Doc and I sat at the round table last night and discussed so many things. Docs ability to disect the world of archery and come up with so many innovations is simply amazing. Doc headed east this morning and left me with a pile of ideas and info that will keep me working for quite some time. The one thing he showed me about foc and tuning has given me penetration on solid foam exceeding my prior penetration by a minimum of about 70%. I absolutely stood with my mouth open as I saw an AD Trad penetrate 3/4 of the length of the arrow through a solid block of foam. He simply said that if we had more time he'd have me shooting through the entire block with no problem. Remember, my bows are under 55#. I was actually shooting 47# when I got the penetration I speak of.

Here's a pic of the broadhead and arrow shaft coated in teflon.
 
The arrow is not at all extreem in foc but I'll still try and find an unsuspecting test dummy in the next few weeks. I'll then remove the broadhead and try it under the tuning criteria that Doc has now shared with me.

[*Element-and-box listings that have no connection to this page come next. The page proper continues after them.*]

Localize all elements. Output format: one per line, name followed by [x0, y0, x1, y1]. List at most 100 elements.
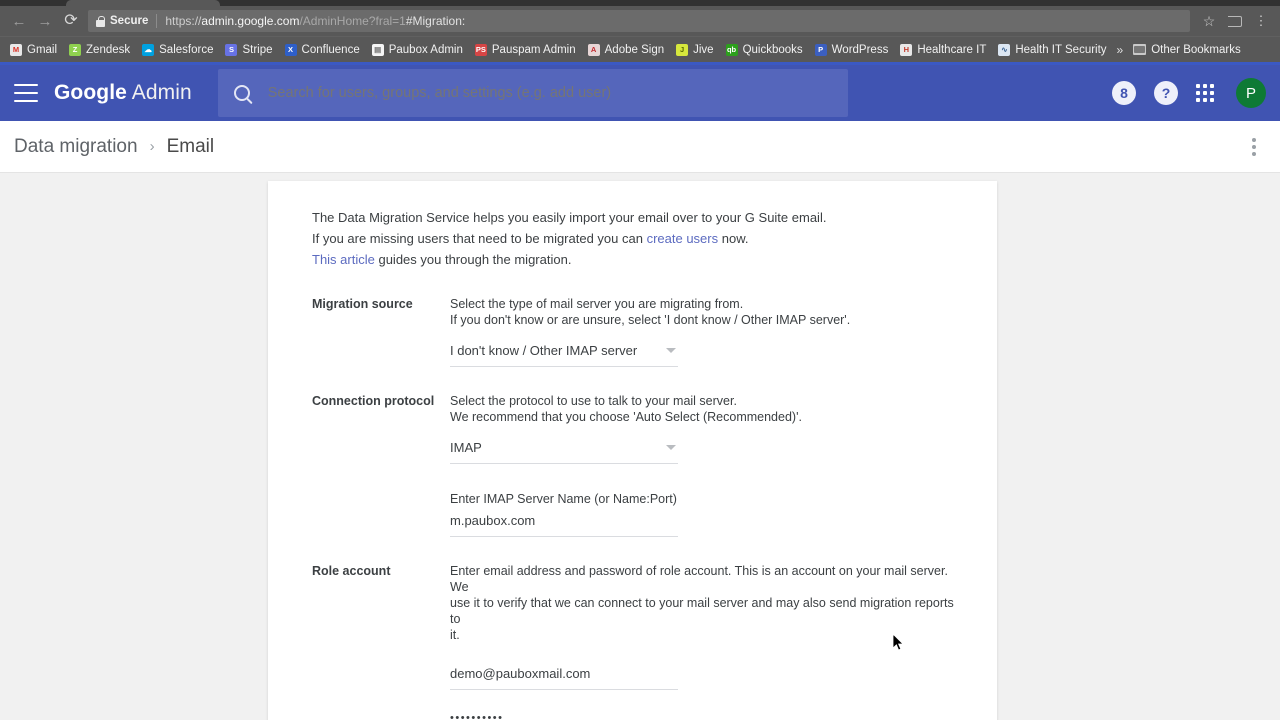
bookmark-label: Adobe Sign	[604, 43, 665, 56]
search-input[interactable]	[267, 85, 832, 101]
role-account-help-line-2: use it to verify that we can connect to …	[450, 596, 954, 626]
bookmark-item[interactable]: qb Quickbooks	[720, 40, 809, 60]
connection-protocol-select[interactable]: IMAP	[450, 439, 678, 464]
reload-button[interactable]: ⟳	[58, 8, 84, 34]
bookmark-label: Confluence	[301, 43, 360, 56]
bookmark-label: Health IT Security	[1015, 43, 1107, 56]
app-bar-actions: 8 ? P	[1112, 78, 1266, 108]
breadcrumb-current: Email	[166, 135, 215, 157]
bookmark-item[interactable]: Z Zendesk	[63, 40, 136, 60]
imap-server-caption: Enter IMAP Server Name (or Name:Port)	[450, 492, 677, 506]
apps-grid-icon[interactable]	[1196, 84, 1214, 102]
imap-server-value: m.paubox.com	[450, 513, 536, 528]
bookmark-item[interactable]: M Gmail	[4, 40, 63, 60]
bookmark-favicon: ▤	[371, 43, 384, 56]
lock-icon	[96, 15, 105, 27]
bookmark-item[interactable]: X Confluence	[279, 40, 366, 60]
avatar[interactable]: P	[1236, 78, 1266, 108]
imap-server-input[interactable]: m.paubox.com	[450, 512, 678, 537]
connection-protocol-label: Connection protocol	[312, 394, 435, 408]
role-account-row: Role account Enter email address and pas…	[312, 563, 957, 720]
bookmark-favicon: ☁	[142, 43, 155, 56]
bookmark-item[interactable]: J Jive	[670, 40, 719, 60]
bookmark-label: Paubox Admin	[388, 43, 463, 56]
role-account-help-line-1: Enter email address and password of role…	[450, 564, 948, 594]
migration-source-row: Migration source Select the type of mail…	[312, 296, 957, 367]
role-account-password-value: ••••••••••	[450, 712, 504, 720]
tab-strip	[0, 0, 1280, 6]
bookmark-favicon: A	[587, 43, 600, 56]
create-users-link[interactable]: create users	[647, 231, 719, 246]
bookmark-item[interactable]: ▤ Paubox Admin	[366, 40, 469, 60]
role-account-help: Enter email address and password of role…	[450, 563, 957, 643]
address-divider	[156, 14, 158, 28]
breadcrumb-bar: Data migration › Email	[0, 121, 1280, 173]
bookmark-star-icon[interactable]: ☆	[1196, 8, 1222, 34]
intro-line-2: If you are missing users that need to be…	[312, 228, 957, 249]
bookmark-label: Jive	[693, 43, 714, 56]
other-bookmarks-folder[interactable]: Other Bookmarks	[1127, 40, 1246, 60]
connection-protocol-help-line-1: Select the protocol to use to talk to yo…	[450, 394, 737, 408]
folder-icon	[1133, 44, 1147, 55]
brand-google: Google	[54, 81, 127, 104]
role-account-email-input[interactable]: demo@pauboxmail.com	[450, 665, 678, 690]
connection-protocol-row: Connection protocol Select the protocol …	[312, 393, 957, 537]
bookmark-label: Gmail	[27, 43, 58, 56]
breadcrumb-root[interactable]: Data migration	[14, 136, 138, 158]
bookmark-favicon: Z	[69, 43, 82, 56]
url-fragment: #Migration:	[405, 14, 466, 28]
intro-text: The Data Migration Service helps you eas…	[312, 207, 957, 270]
bookmark-item[interactable]: S Stripe	[219, 40, 278, 60]
bookmark-favicon: X	[284, 43, 297, 56]
bookmark-label: Healthcare IT	[917, 43, 987, 56]
migration-source-help-line-1: Select the type of mail server you are m…	[450, 297, 744, 311]
role-account-help-line-3: it.	[450, 628, 460, 642]
bookmarks-overflow-icon[interactable]: »	[1113, 43, 1128, 57]
connection-protocol-select-value: IMAP	[450, 440, 482, 455]
bookmark-favicon: J	[676, 43, 689, 56]
cast-icon[interactable]	[1222, 8, 1248, 34]
brand-admin: Admin	[131, 81, 192, 104]
intro-line-1: The Data Migration Service helps you eas…	[312, 210, 827, 225]
bookmark-favicon: P	[814, 43, 827, 56]
bookmark-favicon: H	[900, 43, 913, 56]
hamburger-icon[interactable]	[14, 84, 38, 102]
role-account-email-value: demo@pauboxmail.com	[450, 666, 591, 681]
url-path: /AdminHome?fral=1	[299, 14, 406, 28]
address-bar[interactable]: Secure https:// admin.google.com /AdminH…	[88, 10, 1190, 32]
migration-source-help: Select the type of mail server you are m…	[450, 296, 957, 328]
page-overflow-menu-icon[interactable]	[1242, 130, 1266, 164]
migration-source-body: Select the type of mail server you are m…	[450, 296, 957, 367]
chevron-down-icon	[666, 445, 676, 450]
search-box[interactable]	[217, 69, 848, 117]
bookmark-item[interactable]: A Adobe Sign	[582, 40, 670, 60]
browser-tab-active[interactable]	[66, 0, 220, 6]
connection-protocol-help-line-2: We recommend that you choose 'Auto Selec…	[450, 410, 802, 424]
help-icon[interactable]: ?	[1154, 81, 1178, 105]
bookmark-item[interactable]: ∿ Health IT Security	[992, 40, 1112, 60]
bookmark-favicon: M	[10, 43, 22, 56]
bookmark-label: WordPress	[831, 43, 889, 56]
this-article-link[interactable]: This article	[312, 252, 375, 267]
forward-button[interactable]: →	[32, 8, 58, 34]
migration-source-select[interactable]: I don't know / Other IMAP server	[450, 342, 678, 367]
bookmark-favicon: qb	[725, 43, 738, 56]
intro-line-2-after: now.	[718, 231, 749, 246]
bookmark-item[interactable]: P WordPress	[809, 40, 895, 60]
bookmark-item[interactable]: ☁ Salesforce	[136, 40, 219, 60]
breadcrumb-separator-icon: ›	[149, 138, 155, 155]
bookmark-item[interactable]: H Healthcare IT	[894, 40, 992, 60]
migration-source-help-line-2: If you don't know or are unsure, select …	[450, 313, 851, 327]
omnibox-bar: ← → ⟳ Secure https:// admin.google.com /…	[0, 6, 1280, 36]
connection-protocol-help: Select the protocol to use to talk to yo…	[450, 393, 957, 425]
role-account-password-input[interactable]: ••••••••••	[450, 708, 678, 720]
app-top-bar: Google Admin 8 ? P	[0, 65, 1280, 121]
notifications-badge[interactable]: 8	[1112, 81, 1136, 105]
intro-line-2-before: If you are missing users that need to be…	[312, 231, 647, 246]
back-button[interactable]: ←	[6, 8, 32, 34]
browser-menu-icon[interactable]: ⋮	[1248, 8, 1274, 34]
bookmark-label: Stripe	[242, 43, 273, 56]
bookmark-favicon: ∿	[998, 43, 1011, 56]
app-brand[interactable]: Google Admin	[54, 81, 192, 105]
bookmark-item[interactable]: PS Pauspam Admin	[469, 40, 582, 60]
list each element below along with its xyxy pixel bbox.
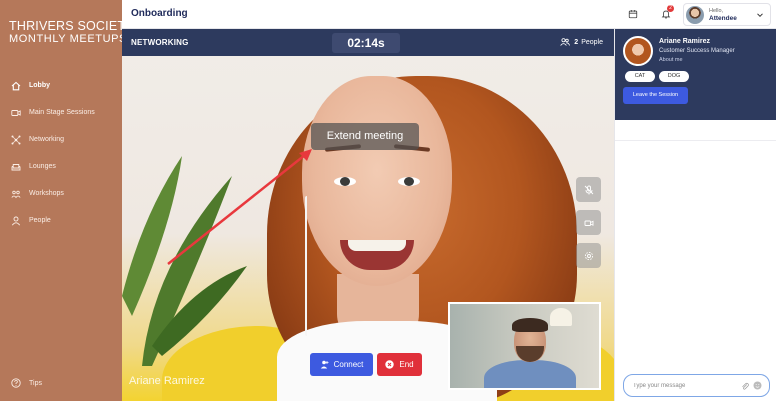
eye	[398, 177, 420, 186]
end-label: End	[399, 360, 414, 369]
person-icon	[11, 216, 21, 226]
section-label: NETWORKING	[131, 38, 189, 47]
user-greeting: Hello,	[709, 7, 724, 14]
sidebar-item-workshops[interactable]: Workshops	[0, 180, 122, 207]
eye	[334, 177, 356, 186]
sidebar-item-lobby[interactable]: Lobby	[0, 72, 122, 99]
divider	[615, 140, 776, 141]
about-me-link[interactable]: About me	[659, 57, 683, 63]
user-menu[interactable]: Hello, Attendee	[683, 3, 771, 26]
top-bar: Onboarding 2 Hello, Attendee	[122, 0, 776, 29]
session-timer: 02:14s	[332, 33, 400, 53]
close-circle-icon	[385, 360, 395, 369]
sidebar-item-label: People	[29, 217, 51, 224]
workshop-icon	[11, 189, 21, 199]
add-user-icon	[320, 360, 329, 369]
sidebar-item-people[interactable]: People	[0, 207, 122, 234]
sidebar-item-label: Networking	[29, 136, 65, 143]
connect-label: Connect	[333, 360, 364, 369]
gear-icon	[584, 251, 593, 260]
end-call-button[interactable]: End	[377, 353, 422, 376]
network-icon	[11, 135, 21, 145]
brand-title: THRIVERS SOCIETY	[9, 19, 134, 33]
shirt-shape	[484, 360, 576, 388]
sidebar-item-label: Lounges	[29, 163, 56, 170]
brand-subtitle: MONTHLY MEETUPS	[9, 33, 127, 45]
tips-label: Tips	[29, 379, 42, 387]
people-label: People	[581, 38, 603, 46]
profile-role: Customer Success Manager	[659, 48, 735, 54]
profile-avatar	[623, 36, 653, 66]
user-info: Hello, Attendee	[709, 7, 737, 23]
user-name: Attendee	[709, 14, 737, 22]
couch-icon	[11, 162, 21, 172]
help-icon	[11, 378, 21, 388]
notification-badge: 2	[667, 5, 674, 12]
sidebar-item-lounges[interactable]: Lounges	[0, 153, 122, 180]
mute-mic-button[interactable]	[576, 177, 601, 202]
sidebar-item-label: Main Stage Sessions	[29, 109, 95, 116]
message-input[interactable]	[633, 382, 743, 389]
video-stage: NETWORKING 02:14s 2 People Extend meetin…	[122, 29, 614, 401]
page-title: Onboarding	[131, 8, 188, 19]
participant-name-label: Ariane Ramirez	[129, 375, 205, 387]
people-counter: 2 People	[560, 38, 603, 46]
connect-button[interactable]: Connect	[310, 353, 373, 376]
user-avatar	[686, 5, 704, 24]
lamp-background	[550, 308, 572, 326]
interest-tag-cat: CAT	[625, 71, 655, 82]
home-icon	[11, 81, 21, 91]
brand-logo[interactable]: THRIVERS SOCIETY MONTHLY MEETUPS	[9, 19, 134, 46]
sidebar-nav: Lobby Main Stage Sessions Networking Lou…	[0, 72, 122, 234]
camera-toggle-button[interactable]	[576, 210, 601, 235]
interest-tag-dog: DOG	[659, 71, 689, 82]
hair-shape	[512, 318, 548, 332]
message-composer	[623, 374, 770, 397]
notification-bell-icon[interactable]: 2	[660, 5, 674, 20]
sidebar-item-networking[interactable]: Networking	[0, 126, 122, 153]
profile-card: Ariane Ramirez Customer Success Manager …	[615, 29, 776, 120]
emoji-icon[interactable]	[753, 381, 762, 390]
chevron-down-icon	[757, 13, 763, 18]
self-view-video[interactable]	[448, 302, 601, 390]
calendar-icon[interactable]	[627, 8, 639, 20]
mic-off-icon	[584, 185, 593, 194]
video-camera-icon	[11, 108, 21, 118]
tips-link[interactable]: Tips	[11, 378, 42, 388]
sidebar-item-label: Workshops	[29, 190, 64, 197]
camera-icon	[584, 220, 593, 226]
video-header: NETWORKING 02:14s 2 People	[122, 29, 614, 56]
sidebar-item-main-stage-sessions[interactable]: Main Stage Sessions	[0, 99, 122, 126]
sidebar-item-label: Lobby	[29, 82, 50, 89]
people-icon	[560, 38, 571, 46]
arrow-annotation	[167, 149, 312, 265]
settings-button[interactable]	[576, 243, 601, 268]
sidebar: THRIVERS SOCIETY MONTHLY MEETUPS Lobby M…	[0, 0, 134, 401]
profile-name: Ariane Ramirez	[659, 38, 710, 45]
people-count: 2	[574, 38, 579, 46]
paperclip-icon[interactable]	[741, 382, 749, 390]
side-panel: Ariane Ramirez Customer Success Manager …	[614, 29, 776, 401]
leave-session-button[interactable]: Leave the Session	[623, 87, 688, 104]
extend-meeting-tooltip[interactable]: Extend meeting	[311, 123, 419, 150]
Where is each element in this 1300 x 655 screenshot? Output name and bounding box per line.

The most fascinating of all we talked about was the innovations Doc is getting from OL's flight shooting and then reapplying to the hunting arrow. Reeeeealy interesting stuff!!!! Using OL's engineering(actual rocket science) and Docs practical hunting experience I do believe we will be seeing some real extensive changes in the historic thought processes of archery in the very near future. I find myself getting very excited about a side of archery that I felt had already been explored. Boy have I ever been wrong!!!! Doc feels he will be seeing very light bows shooting completely through very heavy bone in the near future. I now believe this is very possible!!!! I have seen with my own eyes what lies ahead.